S3: Simple Storage Service
This is truly a simple web service that allows you to store and retrieve any amount of data from the Amazon infrastructure, and you only pay for what you use.
"It gives any developer access to the same highly scalable, reliable, fast, inexpensive data storage infrastructure that Amazon uses to run its own global network of web sites."
This is a very simple idea, and easy to grasp the significance. Storage is cheap, so make is available anywhere through standardized methods. The first obvious idea around this technology, online backup, has been done by a few companies already. The cost, you ask? $0.15 per GB-month of storage used, and $0.20 per GB of data transferred.
E2: Elastic Computing Cloud
E2 is to computing what S3 is to storage. E2 provides a web service that allows you to increase your computing capacity on the fly.
"Amazon EC2 reduces the time required to obtain and boot new server instances to minutes, allowing you to quickly scale capacity, both up and down, as your computing requirements change."
The first obvious idea I can see with this is reducing the Digg /Slasdot / reddit effect on smaller sites.

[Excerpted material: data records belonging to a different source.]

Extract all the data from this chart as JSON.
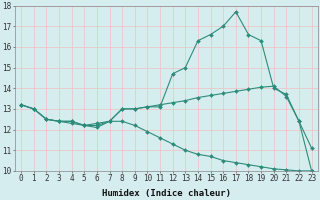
{
  "xlabel": "Humidex (Indice chaleur)",
  "x_values": [
    0,
    1,
    2,
    3,
    4,
    5,
    6,
    7,
    8,
    9,
    10,
    11,
    12,
    13,
    14,
    15,
    16,
    17,
    18,
    19,
    20,
    21,
    22,
    23
  ],
  "line1": [
    13.2,
    13.0,
    12.5,
    12.4,
    12.4,
    12.2,
    12.2,
    12.4,
    13.0,
    13.0,
    13.1,
    13.1,
    14.7,
    15.0,
    16.3,
    16.6,
    17.0,
    17.7,
    16.6,
    16.3,
    14.0,
    13.7,
    12.4,
    11.1
  ],
  "line2": [
    13.2,
    13.0,
    12.5,
    12.4,
    12.4,
    12.2,
    12.3,
    12.4,
    13.0,
    13.0,
    13.1,
    13.2,
    13.3,
    13.4,
    13.55,
    13.65,
    13.75,
    13.85,
    13.95,
    14.05,
    14.1,
    13.6,
    12.4,
    10.0
  ],
  "line3": [
    13.2,
    13.0,
    12.5,
    12.4,
    12.3,
    12.2,
    12.1,
    12.4,
    12.4,
    12.2,
    11.9,
    11.6,
    11.3,
    11.0,
    10.8,
    10.7,
    10.5,
    10.4,
    10.3,
    10.2,
    10.1,
    10.05,
    10.0,
    10.0
  ],
  "bg_color": "#d6edf0",
  "line_color": "#2e8b7a",
  "grid_color": "#b8d4d8",
  "grid_minor_color": "#f0c0c0",
  "ylim": [
    10,
    18
  ],
  "xlim": [
    -0.5,
    23.5
  ],
  "yticks": [
    10,
    11,
    12,
    13,
    14,
    15,
    16,
    17,
    18
  ],
  "tick_fontsize": 5.5,
  "xlabel_fontsize": 6.5
}
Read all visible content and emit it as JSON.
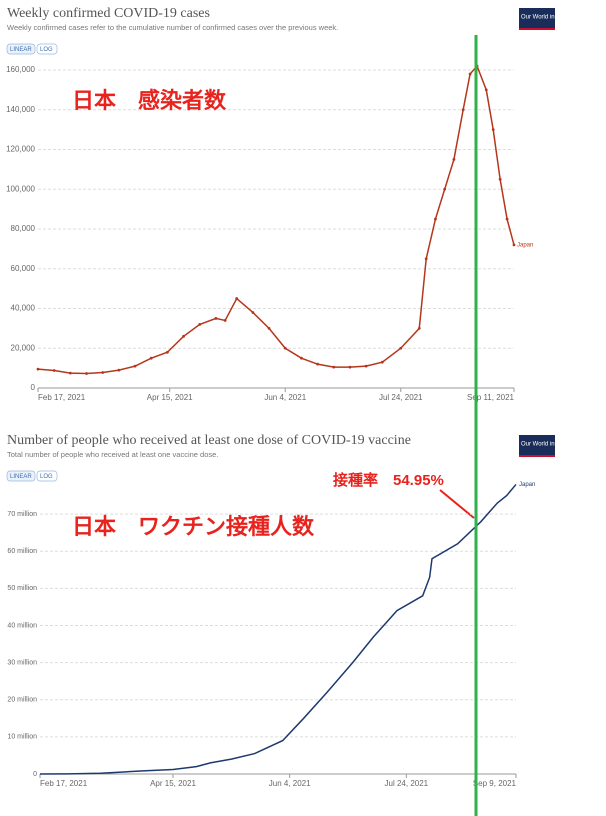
{
  "logo": "Our World in Data",
  "chart_data": [
    {
      "type": "line",
      "title": "Weekly confirmed COVID-19 cases",
      "subtitle": "Weekly confirmed cases refer to the cumulative number of confirmed cases over the previous week.",
      "scale_options": [
        "LINEAR",
        "LOG"
      ],
      "annotations": [
        "日本　感染者数"
      ],
      "x": [
        "2021-02-17",
        "2021-02-24",
        "2021-03-03",
        "2021-03-10",
        "2021-03-17",
        "2021-03-24",
        "2021-03-31",
        "2021-04-07",
        "2021-04-14",
        "2021-04-21",
        "2021-04-28",
        "2021-05-05",
        "2021-05-09",
        "2021-05-14",
        "2021-05-21",
        "2021-05-28",
        "2021-06-04",
        "2021-06-11",
        "2021-06-18",
        "2021-06-25",
        "2021-07-02",
        "2021-07-09",
        "2021-07-16",
        "2021-07-24",
        "2021-08-01",
        "2021-08-04",
        "2021-08-08",
        "2021-08-12",
        "2021-08-16",
        "2021-08-20",
        "2021-08-23",
        "2021-08-26",
        "2021-08-30",
        "2021-09-02",
        "2021-09-05",
        "2021-09-08",
        "2021-09-11"
      ],
      "series": [
        {
          "name": "Japan",
          "color": "#b5361a",
          "values": [
            9500,
            8800,
            7500,
            7300,
            7800,
            9000,
            11000,
            15000,
            18000,
            26000,
            32000,
            35000,
            34000,
            45000,
            38000,
            30000,
            20000,
            15000,
            12000,
            10500,
            10500,
            11000,
            13000,
            20000,
            30000,
            65000,
            85000,
            100000,
            115000,
            140000,
            158000,
            162000,
            150000,
            130000,
            105000,
            85000,
            72000
          ]
        }
      ],
      "xlim": [
        "2021-02-17",
        "2021-09-11"
      ],
      "xticks": [
        {
          "value": "2021-02-17",
          "label": "Feb 17, 2021"
        },
        {
          "value": "2021-04-15",
          "label": "Apr 15, 2021"
        },
        {
          "value": "2021-06-04",
          "label": "Jun 4, 2021"
        },
        {
          "value": "2021-07-24",
          "label": "Jul 24, 2021"
        },
        {
          "value": "2021-09-11",
          "label": "Sep 11, 2021"
        }
      ],
      "ylim": [
        0,
        160000
      ],
      "yticks": [
        0,
        {
          "value": 20000,
          "label": "20,000"
        },
        {
          "value": 40000,
          "label": "40,000"
        },
        {
          "value": 60000,
          "label": "60,000"
        },
        {
          "value": 80000,
          "label": "80,000"
        },
        {
          "value": 100000,
          "label": "100,000"
        },
        {
          "value": 120000,
          "label": "120,000"
        },
        {
          "value": 140000,
          "label": "140,000"
        },
        {
          "value": 160000,
          "label": "160,000"
        }
      ],
      "grid": true,
      "markers": true
    },
    {
      "type": "line",
      "title": "Number of people who received at least one dose of COVID-19 vaccine",
      "subtitle": "Total number of people who received at least one vaccine dose.",
      "scale_options": [
        "LINEAR",
        "LOG"
      ],
      "annotations": [
        "日本　ワクチン接種人数",
        "接種率　54.95%"
      ],
      "x": [
        "2021-02-17",
        "2021-03-01",
        "2021-03-15",
        "2021-04-01",
        "2021-04-15",
        "2021-04-25",
        "2021-05-01",
        "2021-05-10",
        "2021-05-20",
        "2021-06-01",
        "2021-06-10",
        "2021-06-20",
        "2021-07-01",
        "2021-07-10",
        "2021-07-20",
        "2021-07-31",
        "2021-08-03",
        "2021-08-04",
        "2021-08-15",
        "2021-08-25",
        "2021-09-01",
        "2021-09-05",
        "2021-09-09"
      ],
      "series": [
        {
          "name": "Japan",
          "color": "#1d3a6e",
          "values": [
            0,
            20000,
            200000,
            800000,
            1200000,
            2000000,
            3000000,
            4000000,
            5500000,
            9000000,
            15000000,
            22000000,
            30000000,
            37000000,
            44000000,
            48000000,
            53000000,
            58000000,
            62000000,
            68000000,
            73000000,
            75000000,
            78000000
          ]
        }
      ],
      "xlim": [
        "2021-02-17",
        "2021-09-09"
      ],
      "xticks": [
        {
          "value": "2021-02-17",
          "label": "Feb 17, 2021"
        },
        {
          "value": "2021-04-15",
          "label": "Apr 15, 2021"
        },
        {
          "value": "2021-06-04",
          "label": "Jun 4, 2021"
        },
        {
          "value": "2021-07-24",
          "label": "Jul 24, 2021"
        },
        {
          "value": "2021-09-09",
          "label": "Sep 9, 2021"
        }
      ],
      "ylim": [
        0,
        80000000
      ],
      "yticks": [
        0,
        {
          "value": 10000000,
          "label": "10 million"
        },
        {
          "value": 20000000,
          "label": "20 million"
        },
        {
          "value": 30000000,
          "label": "30 million"
        },
        {
          "value": 40000000,
          "label": "40 million"
        },
        {
          "value": 50000000,
          "label": "50 million"
        },
        {
          "value": 60000000,
          "label": "60 million"
        },
        {
          "value": 70000000,
          "label": "70 million"
        }
      ],
      "grid": true,
      "markers": false
    }
  ]
}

I hate clicking on a link from one of those sites to only find out that it maxed out its bandwidth limits two hours ago.
Virtualizing all computer resources like this is quite interesting - I'd be interested in reading a story by someone who completely runs a site from Amazon's infrastructure. Requests made to the domain would use the EC2 computing cloud to retrieve the page requested from the S3 storage service. Traffic would be monitored, and in the case of a statistical spike, more computer resources could be called within minutes to serve your new readers.
Again, the cost is very reasonable. $0.10 per instance-hour consumed, $0.20 per GB of data transferred, and any associated S3 costs.
SQS: Simple Queue Service
"Amazon SQS offers a reliable, highly scalable hosted queue for storing messages as they travel between computers."
SQS is a giant distributed queue using Amazon's messaging infrastructure. This service-based asynchronous message technology is a little less obvious in terms of realistic functionality, but very geeky, and hence, very interesting. It reminds me of when Google released Google Sets. My first thought was, "What sane person would use this?", and my second thought was, "I wish I could think of a reason to use this".